Simon had been found dead in his hotel in Spain, and I was faced with telling each of the children and his mother, the worst news anyone could convey. Concerned about social media the news was embargoed until all family members knew, then I had to go to Spain to find, as well as identify the body, and bring him home. I had to work out our finances – no one knew what we had to live off – close accounts and put things in my name. I discovered our house wasn’t insured, nor our car for me to drive, that bank accounts were frozen, and that no organisation is geared up to help. Everyone insists on speaking to the account holder or seeing the actual death certificate before being willing to oblige. I had a funeral and thanksgiving to organise – two big occasions in just 3 weeks - and a mountain of admin to deal with, which would be difficult at any time.

Grief is a journey of adjustment of who we are to a new existence – one that takes a long time and never comes at a convenient time.

We’ve been a death-denying culture, I now realise, for many years. With death invariably happening in hospices or hospitals, we’ve pushed death away and pretended it doesn’t happen. Consequently, we’ve lost knowledge of bereavement and the art of support. We’ve tended only to think about preparing for funerals and then counselling if the person isn’t doing well. But what about all the other help that’s needed? Understanding and support is necessary in all manner of ways. Bereavement is one of the most stressful times of life, affecting everyone sooner or later and every part of their life. Grief is a journey of adjustment of who we are to a new existence – one that takes a long time and never comes at a convenient time.

At first most of us are shocked or emotionally numb; we run on adrenaline and we’re in survival mode. At the funeral others can think we’re doing well, and we can too. But it’s after, when the real sadness tends to hit, when the future must be faced and by then support has dropped away.

Many of us experience a roller coaster of changing reactions and responses which we don’t recognise as us or don’t associate with grief.

There are the physical reactions, for instance. I couldn’t eat, I couldn’t sleep, I was cold and I shook for months, I had a heavy ‘weight’ in my gut and was taken to hospital three times with suspected heart problems - our bodies are always in tune with our emotions.

And there are the psychological reactions. We can experience anxiety, anger and guilt; we can’t concentrate or remember, or function to do the most basic of tasks. I kept thinking I was seeing Simon and had a psychosis which made me feel separated from the world. We can think we’re going mad.

Grief is a natural response to loss which we need to work through for our future wellbeing.

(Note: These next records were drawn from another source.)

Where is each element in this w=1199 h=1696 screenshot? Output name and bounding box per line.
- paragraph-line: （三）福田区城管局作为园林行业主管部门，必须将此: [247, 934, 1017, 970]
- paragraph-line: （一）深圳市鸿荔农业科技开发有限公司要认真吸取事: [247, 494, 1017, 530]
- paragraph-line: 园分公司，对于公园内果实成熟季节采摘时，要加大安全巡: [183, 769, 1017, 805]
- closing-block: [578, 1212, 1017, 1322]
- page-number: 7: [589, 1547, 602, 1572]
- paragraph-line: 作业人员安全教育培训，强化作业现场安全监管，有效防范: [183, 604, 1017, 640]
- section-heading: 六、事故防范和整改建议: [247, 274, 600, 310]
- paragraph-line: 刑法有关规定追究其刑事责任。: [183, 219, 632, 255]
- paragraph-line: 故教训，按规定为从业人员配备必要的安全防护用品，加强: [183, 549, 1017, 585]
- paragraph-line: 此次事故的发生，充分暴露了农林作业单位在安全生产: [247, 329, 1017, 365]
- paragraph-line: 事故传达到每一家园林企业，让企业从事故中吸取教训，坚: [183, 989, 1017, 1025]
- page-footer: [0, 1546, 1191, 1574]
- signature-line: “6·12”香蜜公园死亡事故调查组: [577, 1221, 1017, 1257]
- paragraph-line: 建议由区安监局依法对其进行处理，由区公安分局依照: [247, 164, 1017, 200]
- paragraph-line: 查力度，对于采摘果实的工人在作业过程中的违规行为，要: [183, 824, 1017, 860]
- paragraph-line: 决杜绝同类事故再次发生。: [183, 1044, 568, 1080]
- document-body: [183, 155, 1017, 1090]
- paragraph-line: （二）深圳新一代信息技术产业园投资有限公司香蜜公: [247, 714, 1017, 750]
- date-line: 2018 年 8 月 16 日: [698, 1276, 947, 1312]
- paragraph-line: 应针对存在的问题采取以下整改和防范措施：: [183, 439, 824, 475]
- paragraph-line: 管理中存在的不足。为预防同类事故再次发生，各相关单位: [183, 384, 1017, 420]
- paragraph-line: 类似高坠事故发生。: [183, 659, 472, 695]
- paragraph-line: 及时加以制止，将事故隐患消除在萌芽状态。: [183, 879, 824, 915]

For me help came from two initiatives I was fortunate to find: Care for the Family’s Widowed Young Support and The Bereavement Journey course run by a church in London. In each of these I discovered others who had been bereaved, who understood what I was going through and who helped me to navigate the alien territory I found myself in. They also helped me to understand my spiritual responses which had been the biggest surprise. I had never doubted my Christian faith but with bereavement, that too was challenged, and God, who had always felt present, suddenly disappeared. I realize now that this is natural. Grieving is a process of deconstruction and reconstruction of meaning, and therefore some of whatever meaning we had before the person died, will deconstruct as we grieve.

Roll on a few years and I’m on the other side, running a charity helping people to understand that in our death-denying society bereavement impacts greatly, and that grief is a natural response to loss which we need to work through for our future wellbeing. Support is needed in various ways which we direct to through our signposting website ataloss.org. And I’m helping people myself through The Bereavement Journey course to find healing and hope, offering also spiritual support for the faith questioning I find most people have. Unfortunately, though, because we’ve neglected death, many haven’t been supported through a bereavement in the past and are carrying loss which is unresolved.